Confronting him? No, maybe that wasn’t the smartest move I’ve ever made. Maybe I should have kept my mout shut, kept my brain from leaping to conclusions. But it took just one person to say it, and suddenly everything clicked into place. Everything that had puzzled me, and supposedly puzzled him, suddenly made an awful but undoubtedly real kind of sense. So I confronted him, by text, because I’m too much of a wimp to have called him. My excuse; well, it was 02:00, but I could have called. I should have called. And now he hates me. Now he won’t speak to me again. Is that for the best? Is it what I wanted? No, of course not. And he knows stuff – a lot of stuff. He hasn’t hesitated telling some, so what’s stopping him from telling others?
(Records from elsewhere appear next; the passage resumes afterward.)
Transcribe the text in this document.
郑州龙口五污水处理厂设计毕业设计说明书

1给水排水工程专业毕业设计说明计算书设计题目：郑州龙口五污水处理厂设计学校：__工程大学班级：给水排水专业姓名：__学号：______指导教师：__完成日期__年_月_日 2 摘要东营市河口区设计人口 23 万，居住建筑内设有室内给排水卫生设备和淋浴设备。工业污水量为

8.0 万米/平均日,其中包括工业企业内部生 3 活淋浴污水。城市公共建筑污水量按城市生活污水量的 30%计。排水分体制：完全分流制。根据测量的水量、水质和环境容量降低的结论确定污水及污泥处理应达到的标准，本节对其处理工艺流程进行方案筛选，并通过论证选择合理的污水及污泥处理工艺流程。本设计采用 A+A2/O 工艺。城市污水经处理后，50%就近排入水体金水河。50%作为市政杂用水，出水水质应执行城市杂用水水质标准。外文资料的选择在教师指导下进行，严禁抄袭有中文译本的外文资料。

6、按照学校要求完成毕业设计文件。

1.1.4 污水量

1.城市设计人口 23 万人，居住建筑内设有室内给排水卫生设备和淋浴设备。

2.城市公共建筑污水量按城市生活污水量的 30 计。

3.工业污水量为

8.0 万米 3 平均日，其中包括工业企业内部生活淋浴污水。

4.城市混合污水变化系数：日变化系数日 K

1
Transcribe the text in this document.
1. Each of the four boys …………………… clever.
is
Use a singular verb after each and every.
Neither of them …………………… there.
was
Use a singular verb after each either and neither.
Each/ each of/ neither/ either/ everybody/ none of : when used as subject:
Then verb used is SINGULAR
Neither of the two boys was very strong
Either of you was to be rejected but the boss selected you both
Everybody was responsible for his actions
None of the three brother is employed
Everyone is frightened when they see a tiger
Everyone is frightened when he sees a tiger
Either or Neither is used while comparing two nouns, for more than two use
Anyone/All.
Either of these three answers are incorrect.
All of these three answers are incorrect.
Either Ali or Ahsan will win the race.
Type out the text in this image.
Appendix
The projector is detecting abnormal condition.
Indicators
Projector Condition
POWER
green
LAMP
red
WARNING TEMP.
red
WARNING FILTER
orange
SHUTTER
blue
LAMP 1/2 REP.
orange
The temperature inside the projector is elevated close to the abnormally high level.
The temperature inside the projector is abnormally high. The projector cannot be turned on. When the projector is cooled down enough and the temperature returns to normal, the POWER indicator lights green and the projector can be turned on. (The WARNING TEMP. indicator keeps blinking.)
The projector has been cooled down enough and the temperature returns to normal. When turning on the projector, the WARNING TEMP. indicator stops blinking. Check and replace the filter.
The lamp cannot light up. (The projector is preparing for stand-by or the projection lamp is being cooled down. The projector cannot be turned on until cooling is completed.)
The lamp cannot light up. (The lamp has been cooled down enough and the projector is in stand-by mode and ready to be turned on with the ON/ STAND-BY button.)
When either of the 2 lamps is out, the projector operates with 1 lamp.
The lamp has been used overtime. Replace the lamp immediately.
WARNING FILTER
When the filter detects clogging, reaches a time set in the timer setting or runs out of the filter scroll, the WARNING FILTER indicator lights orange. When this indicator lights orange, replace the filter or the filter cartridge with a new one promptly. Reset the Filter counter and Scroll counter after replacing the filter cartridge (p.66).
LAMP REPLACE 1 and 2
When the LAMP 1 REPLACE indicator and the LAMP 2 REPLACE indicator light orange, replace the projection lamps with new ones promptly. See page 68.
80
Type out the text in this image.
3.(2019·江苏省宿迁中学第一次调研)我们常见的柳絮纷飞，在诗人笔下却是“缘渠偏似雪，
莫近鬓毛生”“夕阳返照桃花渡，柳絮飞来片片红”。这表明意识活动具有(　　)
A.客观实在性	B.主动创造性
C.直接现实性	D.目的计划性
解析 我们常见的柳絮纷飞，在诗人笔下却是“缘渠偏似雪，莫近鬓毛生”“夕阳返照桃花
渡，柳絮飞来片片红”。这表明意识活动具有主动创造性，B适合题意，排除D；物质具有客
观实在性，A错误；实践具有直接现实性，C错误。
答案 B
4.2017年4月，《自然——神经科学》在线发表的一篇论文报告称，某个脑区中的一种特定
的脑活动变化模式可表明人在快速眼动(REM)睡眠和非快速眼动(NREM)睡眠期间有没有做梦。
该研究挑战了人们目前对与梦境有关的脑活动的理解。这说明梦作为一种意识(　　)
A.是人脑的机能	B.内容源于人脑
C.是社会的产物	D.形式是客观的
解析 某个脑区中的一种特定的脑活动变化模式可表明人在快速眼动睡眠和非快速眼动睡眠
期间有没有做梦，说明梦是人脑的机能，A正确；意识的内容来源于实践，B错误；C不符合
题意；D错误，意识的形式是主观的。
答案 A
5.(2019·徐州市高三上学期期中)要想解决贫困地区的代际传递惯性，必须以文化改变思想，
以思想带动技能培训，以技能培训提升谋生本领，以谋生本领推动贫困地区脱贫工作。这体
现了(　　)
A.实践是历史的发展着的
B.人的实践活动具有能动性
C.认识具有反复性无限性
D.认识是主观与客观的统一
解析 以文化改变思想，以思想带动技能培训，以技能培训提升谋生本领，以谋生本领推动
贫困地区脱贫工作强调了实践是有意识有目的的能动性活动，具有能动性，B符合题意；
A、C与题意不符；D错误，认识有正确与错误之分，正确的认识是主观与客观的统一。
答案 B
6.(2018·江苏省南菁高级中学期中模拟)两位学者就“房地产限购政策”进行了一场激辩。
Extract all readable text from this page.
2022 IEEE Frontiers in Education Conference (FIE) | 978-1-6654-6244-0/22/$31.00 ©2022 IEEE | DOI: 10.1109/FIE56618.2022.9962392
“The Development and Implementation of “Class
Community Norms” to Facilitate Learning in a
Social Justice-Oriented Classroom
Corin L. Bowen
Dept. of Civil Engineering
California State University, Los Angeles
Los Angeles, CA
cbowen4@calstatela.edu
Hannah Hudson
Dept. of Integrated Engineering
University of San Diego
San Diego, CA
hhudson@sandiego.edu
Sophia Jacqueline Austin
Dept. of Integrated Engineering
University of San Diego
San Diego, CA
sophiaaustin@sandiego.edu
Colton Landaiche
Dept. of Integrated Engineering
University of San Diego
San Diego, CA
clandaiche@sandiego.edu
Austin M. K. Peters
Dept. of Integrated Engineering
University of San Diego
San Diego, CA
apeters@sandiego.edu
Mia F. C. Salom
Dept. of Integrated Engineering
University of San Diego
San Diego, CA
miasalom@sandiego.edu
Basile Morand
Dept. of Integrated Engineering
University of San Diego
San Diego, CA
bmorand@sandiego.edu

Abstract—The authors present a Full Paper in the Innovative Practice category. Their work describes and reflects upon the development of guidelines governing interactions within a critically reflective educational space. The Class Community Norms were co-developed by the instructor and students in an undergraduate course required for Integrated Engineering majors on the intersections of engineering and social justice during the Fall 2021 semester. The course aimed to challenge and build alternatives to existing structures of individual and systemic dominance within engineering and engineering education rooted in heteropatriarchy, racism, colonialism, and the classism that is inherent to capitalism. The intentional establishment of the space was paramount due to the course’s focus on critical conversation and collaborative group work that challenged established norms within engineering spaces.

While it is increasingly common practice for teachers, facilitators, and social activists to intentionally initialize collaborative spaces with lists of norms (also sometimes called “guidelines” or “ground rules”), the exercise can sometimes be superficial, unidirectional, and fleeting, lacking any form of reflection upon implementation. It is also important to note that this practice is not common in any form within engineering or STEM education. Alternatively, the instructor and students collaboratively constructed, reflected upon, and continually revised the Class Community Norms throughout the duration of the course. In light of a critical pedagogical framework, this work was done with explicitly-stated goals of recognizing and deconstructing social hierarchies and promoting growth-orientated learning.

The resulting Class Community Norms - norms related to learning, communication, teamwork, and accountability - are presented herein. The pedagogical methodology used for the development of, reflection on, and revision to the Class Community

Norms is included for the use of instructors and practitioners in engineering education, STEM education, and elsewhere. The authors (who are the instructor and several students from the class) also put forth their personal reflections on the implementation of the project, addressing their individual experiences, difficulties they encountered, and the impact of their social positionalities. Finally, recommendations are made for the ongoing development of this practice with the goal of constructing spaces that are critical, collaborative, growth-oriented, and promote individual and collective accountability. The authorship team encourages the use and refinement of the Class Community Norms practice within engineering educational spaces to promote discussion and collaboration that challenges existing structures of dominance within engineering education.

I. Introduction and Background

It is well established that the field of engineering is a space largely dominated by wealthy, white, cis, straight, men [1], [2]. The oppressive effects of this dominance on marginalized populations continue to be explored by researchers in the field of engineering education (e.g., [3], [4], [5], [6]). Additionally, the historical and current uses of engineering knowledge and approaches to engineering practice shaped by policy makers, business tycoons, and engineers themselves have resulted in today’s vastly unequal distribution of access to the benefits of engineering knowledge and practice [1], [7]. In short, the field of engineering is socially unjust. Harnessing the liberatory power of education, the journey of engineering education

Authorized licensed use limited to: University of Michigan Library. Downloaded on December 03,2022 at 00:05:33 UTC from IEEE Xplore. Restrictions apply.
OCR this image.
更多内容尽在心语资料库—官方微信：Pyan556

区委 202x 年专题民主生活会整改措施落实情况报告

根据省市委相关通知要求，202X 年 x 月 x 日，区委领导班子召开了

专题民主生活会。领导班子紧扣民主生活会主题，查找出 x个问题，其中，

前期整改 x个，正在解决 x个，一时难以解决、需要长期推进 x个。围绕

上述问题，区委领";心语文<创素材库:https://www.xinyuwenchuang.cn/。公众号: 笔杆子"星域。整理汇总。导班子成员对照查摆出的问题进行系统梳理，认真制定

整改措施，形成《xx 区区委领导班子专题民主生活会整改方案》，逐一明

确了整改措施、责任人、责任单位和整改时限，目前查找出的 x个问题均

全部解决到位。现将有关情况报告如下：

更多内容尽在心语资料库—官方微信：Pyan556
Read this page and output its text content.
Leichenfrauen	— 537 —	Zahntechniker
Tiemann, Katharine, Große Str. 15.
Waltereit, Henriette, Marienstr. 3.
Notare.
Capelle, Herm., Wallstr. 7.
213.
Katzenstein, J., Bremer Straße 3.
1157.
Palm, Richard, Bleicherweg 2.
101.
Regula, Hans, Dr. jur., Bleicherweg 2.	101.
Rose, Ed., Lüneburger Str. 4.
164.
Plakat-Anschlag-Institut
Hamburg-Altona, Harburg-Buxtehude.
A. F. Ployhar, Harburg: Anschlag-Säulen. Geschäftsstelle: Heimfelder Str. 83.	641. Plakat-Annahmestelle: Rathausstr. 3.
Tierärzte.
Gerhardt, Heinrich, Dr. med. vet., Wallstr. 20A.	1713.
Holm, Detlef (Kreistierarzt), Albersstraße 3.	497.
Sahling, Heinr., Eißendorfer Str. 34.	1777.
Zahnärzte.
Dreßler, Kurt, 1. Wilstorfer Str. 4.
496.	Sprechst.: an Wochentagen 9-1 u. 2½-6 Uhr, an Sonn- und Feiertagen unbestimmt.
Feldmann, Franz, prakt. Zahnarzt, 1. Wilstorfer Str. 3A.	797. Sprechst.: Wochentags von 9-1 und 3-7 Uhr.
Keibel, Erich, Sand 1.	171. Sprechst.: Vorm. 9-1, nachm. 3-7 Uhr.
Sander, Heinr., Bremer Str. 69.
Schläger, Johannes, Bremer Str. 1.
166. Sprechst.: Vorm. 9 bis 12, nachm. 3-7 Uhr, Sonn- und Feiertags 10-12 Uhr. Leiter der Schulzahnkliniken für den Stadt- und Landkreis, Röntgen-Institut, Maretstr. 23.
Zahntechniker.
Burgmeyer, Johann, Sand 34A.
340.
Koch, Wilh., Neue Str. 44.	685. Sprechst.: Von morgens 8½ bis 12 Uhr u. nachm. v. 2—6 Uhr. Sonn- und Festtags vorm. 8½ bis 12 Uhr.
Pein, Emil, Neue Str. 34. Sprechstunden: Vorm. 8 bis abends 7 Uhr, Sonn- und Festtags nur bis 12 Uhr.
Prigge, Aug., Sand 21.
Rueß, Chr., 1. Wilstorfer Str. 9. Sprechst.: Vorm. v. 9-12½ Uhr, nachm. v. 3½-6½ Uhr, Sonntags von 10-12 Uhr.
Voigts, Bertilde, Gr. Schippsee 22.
Is it too late to say I’m sorry? I suppose so. The damage has been done. I don’t think he’ll want to speak to me again now. I can’t blame him. But I hate him. Why would he do that to me? It’s not as if he didn’t know how confidential that information was, how much it meant to me. I’d told him again and again and again, and before I told him anything new, and after I’d finished telling him something new, that he wasn’t to tell anyone what I’d told him. One person said that he’d told them within two hours of me telling him. Two hours. 7200 seconds. 120 minutes. Just a handful of inhalations and exhalations, and everything that was so important to me had already been shared around a little group. I feel like the kid in school, who is always left out of the notepassing during class; the kid who is the basis of all the jokes; the kid who people pretend to be nice to, just to laugh at the end of break time, just to make a fool out of.
Today was a fairytale – my fairytale. But fairytales don’t always have happy endings. My fairytale doesn’t have a happy ending.